Tomi Ungerer is probably the best children’s book author that you have never heard of. The film chronicle’s Ungerer’s life, his rise to fame and the moment that he disappeared from public view.
Tomi Ungerer was born in Alsace, and moved to America – the Land of Opportunity – after World War 2. He quickly moved from drawing for advertisements to writing and illustrating children’s books, to creating an adult book that would prove to be his undoing.
The film is made up of interviews with Ungerer and his contemporaries, including Where The Wild Things Are author Maurice Sendak. As well as this, the film is given shape and narrative focus through animations based on Ungerer’s work. Through interview, Ungerer talks about his life as a child, living through World War 2, and his move to the US. What emerges is the picture of a man whose suffering, paranoia and fear, combined with his love for eroticism, the slightly surreal and his utter glee at the oddest things, has made him a wonderful artist. It is the tragedy and joy of Ungerer’s life that have combined to make his work as powerful as it is.
Ungerer’s books, which take conventionally scary animals and make them relatable, made him a star in the children’s publishing world, and opened doors for authors such as Maurice Sendak to be received. As he explored the underside of children’s literature, however, Ungerer was also drawing posters that shone a light on the injustices of America, and was exploring the underside of human sexual desire. When the Fornicon was published and this was discovered, he was eventually blacklisted by publishers and librarians in the US.
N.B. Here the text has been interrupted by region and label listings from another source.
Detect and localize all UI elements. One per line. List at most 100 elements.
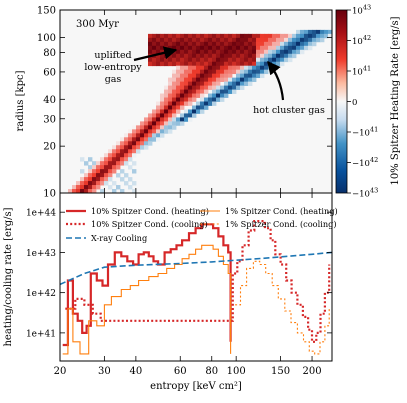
heatmap-cell: [216, 46, 220, 50]
heatmap-cell: [196, 94, 200, 98]
heatmap-cell: [232, 58, 236, 62]
heatmap-cell: [140, 129, 144, 133]
heatmap-cell: [180, 66, 184, 70]
heatmap-cell: [192, 98, 196, 102]
heatmap-cell: [224, 42, 228, 46]
heatmap-cell: [268, 34, 272, 38]
heatmap-cell: [172, 117, 176, 121]
heatmap-cell: [160, 117, 164, 121]
heatmap-cell: [304, 34, 308, 38]
heatmap-cell: [116, 173, 120, 177]
heatmap-cell: [140, 125, 144, 129]
heatmap-cell: [128, 185, 132, 189]
heatmap-cell: [280, 38, 284, 42]
heatmap-cell: [256, 42, 260, 46]
heatmap-cell: [208, 86, 212, 90]
heatmap-cell: [256, 66, 260, 70]
heatmap-cell: [216, 62, 220, 66]
heatmap-cell: [172, 125, 176, 129]
heatmap-cell: [236, 62, 240, 66]
heatmap-cell: [304, 38, 308, 42]
heatmap-cell: [108, 177, 112, 181]
heatmap-cell: [92, 177, 96, 181]
heatmap-cell: [180, 117, 184, 121]
heatmap-cell: [260, 50, 264, 54]
heatmap-cell: [264, 58, 268, 62]
heatmap-cell: [268, 38, 272, 42]
heatmap-cell: [156, 129, 160, 133]
heatmap-cell: [156, 34, 160, 38]
top-y-axis-label: radius [kpc]: [15, 70, 26, 131]
heatmap-cell: [204, 66, 208, 70]
heatmap-cell: [188, 102, 192, 106]
heatmap-cell: [216, 42, 220, 46]
heatmap-cell: [192, 42, 196, 46]
heatmap-cell: [192, 105, 196, 109]
heatmap-cell: [104, 165, 108, 169]
heatmap-cell: [104, 169, 108, 173]
heatmap-cell: [212, 46, 216, 50]
heatmap-cell: [260, 34, 264, 38]
heatmap-cell: [132, 169, 136, 173]
heatmap-cell: [148, 129, 152, 133]
heatmap-cell: [192, 86, 196, 90]
heatmap-cell: [192, 34, 196, 38]
heatmap-cell: [200, 90, 204, 94]
heatmap-cell: [180, 46, 184, 50]
heatmap-cell: [96, 181, 100, 185]
heatmap-cell: [156, 62, 160, 66]
heatmap-cell: [304, 30, 308, 34]
heatmap-cell: [188, 117, 192, 121]
heatmap-cell: [236, 70, 240, 74]
heatmap-cell: [172, 34, 176, 38]
heatmap-cell: [280, 46, 284, 50]
heatmap-cell: [156, 137, 160, 141]
heatmap-cell: [164, 129, 168, 133]
heatmap-cell: [232, 86, 236, 90]
heatmap-cell: [256, 70, 260, 74]
heatmap-cell: [228, 42, 232, 46]
heatmap-cell: [224, 62, 228, 66]
heatmap-cell: [136, 137, 140, 141]
heatmap-cell: [164, 113, 168, 117]
heatmap-cell: [228, 34, 232, 38]
heatmap-cell: [264, 38, 268, 42]
heatmap-cell: [212, 82, 216, 86]
time-annotation: 300 Myr: [76, 19, 119, 30]
heatmap-cell: [132, 137, 136, 141]
heatmap-cell: [288, 46, 292, 50]
heatmap-cell: [176, 42, 180, 46]
heatmap-cell: [224, 78, 228, 82]
heatmap-cell: [184, 74, 188, 78]
heatmap-cell: [240, 86, 244, 90]
heatmap-cell: [112, 169, 116, 173]
heatmap-cell: [172, 62, 176, 66]
heatmap-cell: [252, 38, 256, 42]
heatmap-cell: [312, 34, 316, 38]
heatmap-cell: [112, 157, 116, 161]
heatmap-cell: [132, 129, 136, 133]
heatmap-cell: [180, 50, 184, 54]
heatmap-cell: [152, 42, 156, 46]
heatmap-cell: [224, 70, 228, 74]
heatmap-cell: [188, 109, 192, 113]
heatmap-cell: [144, 137, 148, 141]
heatmap-cell: [132, 181, 136, 185]
heatmap-cell: [324, 30, 328, 34]
heatmap-cell: [216, 78, 220, 82]
heatmap-cell: [144, 125, 148, 129]
heatmap-cell: [300, 38, 304, 42]
heatmap-cell: [204, 50, 208, 54]
heatmap-cell: [184, 102, 188, 106]
heatmap-cell: [196, 82, 200, 86]
heatmap-cell: [148, 34, 152, 38]
heatmap-cell: [288, 42, 292, 46]
heatmap-cell: [272, 50, 276, 54]
heatmap-cell: [92, 169, 96, 173]
heatmap-cell: [236, 54, 240, 58]
heatmap-cell: [308, 42, 312, 46]
heatmap-cell: [296, 38, 300, 42]
heatmap-cell: [192, 70, 196, 74]
heatmap-cell: [192, 109, 196, 113]
heatmap-cell: [292, 34, 296, 38]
Ungerer talks about his choices, on foot of the realisations that his two styles of work could not coexist in the US, to move first to Nova Scotia, then to Bantry in Cork, Ireland with honesty and candidness. The wounds that prompted his moves may have healed, but the openness with which he talks about all facets of his life makes the film feel incredibly personal. Ungerer is a natural storyteller – perhaps this explains his love of Ireland and the Irish people – and his descriptions of the wind and land in Ireland are lyrical and beautiful; “In New York I found the city I never found, but in Ireland I found the country I always wanted.”
There is a particularly moving moment where the author discusses his love for Ireland, his adopted home, a discussion that moves him to tears. Here is a man who has suffered hugely throughout his life, and he is moved to tears by the Irish people. There are those who may say that his poetic language and waxing lyrical about Ireland is a little overly sentimental, but as an adopted Irish person, I found his expressions of love and gratitude to be spot on.
Brad Bernstein brilliantly merges interviews and animation to create a rich, fascinating and incredibly moving story. Interviews are carefully used to enhance the story, and the animation strikes the right balance to give the audience a taste of Ungerer’s work. Ungerer is a wonderful subject; never blaming anyone for past hurt, but accepting it as the fabric of his life. He comes across as a man who knows and has expressed his inner, dark self as well as the light and playful side of his nature. For this reason, the audience is invested with Ungerer, and when he triumphs, the audience feels it with him.
Far Out Isn’t Far Enough is a wonderful exploration of the work of Tomi Ungerer, as well as an examination of love, fear, paranoia and glee through the lens of his work. Ungerer himself is a wonderful storyteller, but Berstein’s use of animation serves to enhance and dramatise his stories.